As the veteran New York journalist Errol Louis recently wrote, Neely was, when he boarded that train, already effectively dead. He belonged to an underclass whose problems we must banish from our consciousness if we are to enjoy our own lives, relegating them to shelters or treatment centers that we hope never to find. According to reports, what Neely did that he so alarmed the passengers was yelled aggressively about how hungry and needy he was, and that he no longer cared if he was jailed or killed. Perhaps the cyclists perceived in Neely’s language the logical end point of his desperation, the will to cross the border that separates him from others. Even if Penny hadn’t been filmed choking Neely, even if Neely had gotten off the train alive, the fact that her scream was immediately received as a sinister threat, or, at best, a warning to flee, it reflects how cautious and afraid we are of each other. All the agitation and alarm and fear of violence in this situation seems to have passed. before applying a chokehold. It’s only when someone is slowly being killed that a strange calm is restored.

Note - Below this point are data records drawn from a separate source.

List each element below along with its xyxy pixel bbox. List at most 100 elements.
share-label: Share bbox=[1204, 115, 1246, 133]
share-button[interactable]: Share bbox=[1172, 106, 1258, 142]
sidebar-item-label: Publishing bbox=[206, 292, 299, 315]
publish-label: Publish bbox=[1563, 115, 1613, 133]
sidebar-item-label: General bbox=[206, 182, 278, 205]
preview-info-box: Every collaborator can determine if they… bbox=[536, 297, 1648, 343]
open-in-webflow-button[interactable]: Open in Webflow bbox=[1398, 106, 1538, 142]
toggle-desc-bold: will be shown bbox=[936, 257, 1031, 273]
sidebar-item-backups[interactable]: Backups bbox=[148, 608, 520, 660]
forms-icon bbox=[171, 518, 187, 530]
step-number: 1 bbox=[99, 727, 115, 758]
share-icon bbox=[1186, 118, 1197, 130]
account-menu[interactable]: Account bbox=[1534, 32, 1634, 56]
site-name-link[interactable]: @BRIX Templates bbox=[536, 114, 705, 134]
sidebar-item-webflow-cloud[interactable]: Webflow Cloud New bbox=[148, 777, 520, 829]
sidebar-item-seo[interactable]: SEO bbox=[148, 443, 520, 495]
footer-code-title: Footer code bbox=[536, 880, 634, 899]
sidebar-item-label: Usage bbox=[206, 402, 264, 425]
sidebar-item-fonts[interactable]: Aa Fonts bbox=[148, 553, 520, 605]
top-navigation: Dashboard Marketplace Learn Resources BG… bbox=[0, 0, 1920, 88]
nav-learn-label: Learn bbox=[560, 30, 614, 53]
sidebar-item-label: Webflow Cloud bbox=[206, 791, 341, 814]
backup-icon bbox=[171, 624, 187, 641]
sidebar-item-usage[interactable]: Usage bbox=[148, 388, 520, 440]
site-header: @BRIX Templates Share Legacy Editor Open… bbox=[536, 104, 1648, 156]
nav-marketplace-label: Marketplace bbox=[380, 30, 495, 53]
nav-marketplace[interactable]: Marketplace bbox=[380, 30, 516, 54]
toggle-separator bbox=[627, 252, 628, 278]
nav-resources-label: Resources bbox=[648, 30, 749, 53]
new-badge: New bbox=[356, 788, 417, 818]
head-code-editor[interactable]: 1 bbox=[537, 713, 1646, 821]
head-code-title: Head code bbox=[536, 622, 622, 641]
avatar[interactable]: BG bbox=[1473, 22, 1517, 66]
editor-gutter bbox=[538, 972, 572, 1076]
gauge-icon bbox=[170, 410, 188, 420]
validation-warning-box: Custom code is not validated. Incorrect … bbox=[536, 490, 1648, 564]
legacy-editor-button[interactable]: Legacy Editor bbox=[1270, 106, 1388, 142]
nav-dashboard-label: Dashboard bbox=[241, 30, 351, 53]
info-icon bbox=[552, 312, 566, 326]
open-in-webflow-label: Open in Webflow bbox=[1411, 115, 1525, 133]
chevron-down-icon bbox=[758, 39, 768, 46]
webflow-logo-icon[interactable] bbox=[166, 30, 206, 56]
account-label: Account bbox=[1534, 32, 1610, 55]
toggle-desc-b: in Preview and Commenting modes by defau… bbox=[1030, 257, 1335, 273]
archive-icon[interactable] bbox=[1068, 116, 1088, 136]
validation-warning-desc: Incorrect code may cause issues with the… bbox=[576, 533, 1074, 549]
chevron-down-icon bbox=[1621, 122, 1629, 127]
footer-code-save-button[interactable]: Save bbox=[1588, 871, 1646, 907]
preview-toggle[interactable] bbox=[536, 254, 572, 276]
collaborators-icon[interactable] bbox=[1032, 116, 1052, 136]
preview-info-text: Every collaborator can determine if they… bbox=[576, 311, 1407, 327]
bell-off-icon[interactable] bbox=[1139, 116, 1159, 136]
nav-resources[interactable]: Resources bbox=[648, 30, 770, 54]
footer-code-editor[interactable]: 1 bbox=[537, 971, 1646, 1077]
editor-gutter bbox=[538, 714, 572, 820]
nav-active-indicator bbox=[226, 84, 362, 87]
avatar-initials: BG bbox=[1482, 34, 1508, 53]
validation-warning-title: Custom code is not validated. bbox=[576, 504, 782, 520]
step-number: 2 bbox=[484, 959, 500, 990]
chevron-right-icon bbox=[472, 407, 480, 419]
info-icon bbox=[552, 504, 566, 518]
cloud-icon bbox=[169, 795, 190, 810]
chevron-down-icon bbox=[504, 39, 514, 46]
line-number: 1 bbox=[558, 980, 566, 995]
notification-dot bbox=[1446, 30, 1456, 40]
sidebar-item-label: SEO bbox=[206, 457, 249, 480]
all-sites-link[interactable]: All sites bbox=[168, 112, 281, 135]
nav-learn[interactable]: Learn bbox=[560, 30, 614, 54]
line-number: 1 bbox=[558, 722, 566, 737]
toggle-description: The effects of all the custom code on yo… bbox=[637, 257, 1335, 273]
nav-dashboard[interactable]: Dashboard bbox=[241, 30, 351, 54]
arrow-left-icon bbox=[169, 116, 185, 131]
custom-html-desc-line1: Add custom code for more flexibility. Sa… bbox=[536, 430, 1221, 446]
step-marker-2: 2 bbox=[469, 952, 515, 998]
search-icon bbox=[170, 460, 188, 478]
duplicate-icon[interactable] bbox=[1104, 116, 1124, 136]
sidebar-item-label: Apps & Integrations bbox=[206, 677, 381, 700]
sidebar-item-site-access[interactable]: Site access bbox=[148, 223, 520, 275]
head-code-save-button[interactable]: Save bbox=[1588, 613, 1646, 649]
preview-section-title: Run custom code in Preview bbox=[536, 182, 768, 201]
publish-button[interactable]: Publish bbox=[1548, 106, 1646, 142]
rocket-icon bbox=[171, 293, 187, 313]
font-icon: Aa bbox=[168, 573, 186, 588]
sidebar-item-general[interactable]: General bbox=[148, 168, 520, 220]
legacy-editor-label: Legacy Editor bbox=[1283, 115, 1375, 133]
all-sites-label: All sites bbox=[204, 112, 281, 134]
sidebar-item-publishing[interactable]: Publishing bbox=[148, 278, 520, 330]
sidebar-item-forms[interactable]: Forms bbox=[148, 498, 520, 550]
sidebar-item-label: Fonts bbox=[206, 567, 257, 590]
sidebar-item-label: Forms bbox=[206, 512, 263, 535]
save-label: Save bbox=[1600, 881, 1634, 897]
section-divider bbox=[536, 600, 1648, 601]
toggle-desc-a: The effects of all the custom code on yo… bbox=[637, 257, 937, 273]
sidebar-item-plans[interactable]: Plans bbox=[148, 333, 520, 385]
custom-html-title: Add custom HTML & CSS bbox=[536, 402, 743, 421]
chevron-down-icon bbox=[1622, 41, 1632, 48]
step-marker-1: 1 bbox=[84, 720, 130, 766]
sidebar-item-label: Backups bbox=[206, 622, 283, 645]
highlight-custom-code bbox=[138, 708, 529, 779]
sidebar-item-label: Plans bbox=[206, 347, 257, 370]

When I first saw the video, I didn’t think of it in relation to those many familiar videos of murders by police officers. I thought about it in relation to the footage of the drone strike. In those videos, we see murders great in their effect, presentation, and execution, even though, in reality, we’re seeing the kinds of violence reserved for those who don’t enjoy the protections we afford American citizens. I see some of the abstraction of those videos in the faces in this video, in the way people don’t seem to register the specter of death. Nobody wants nobody to die; it’s just the cost of doing business.
Source photos: Keith Getter/Moment/Getty Images; Corbis/Getty Images.
Ismail Muhammad is the magazine’s story editor. he has written about waves of migration to New York, diversity in publishing and filmmaker garrett bradley.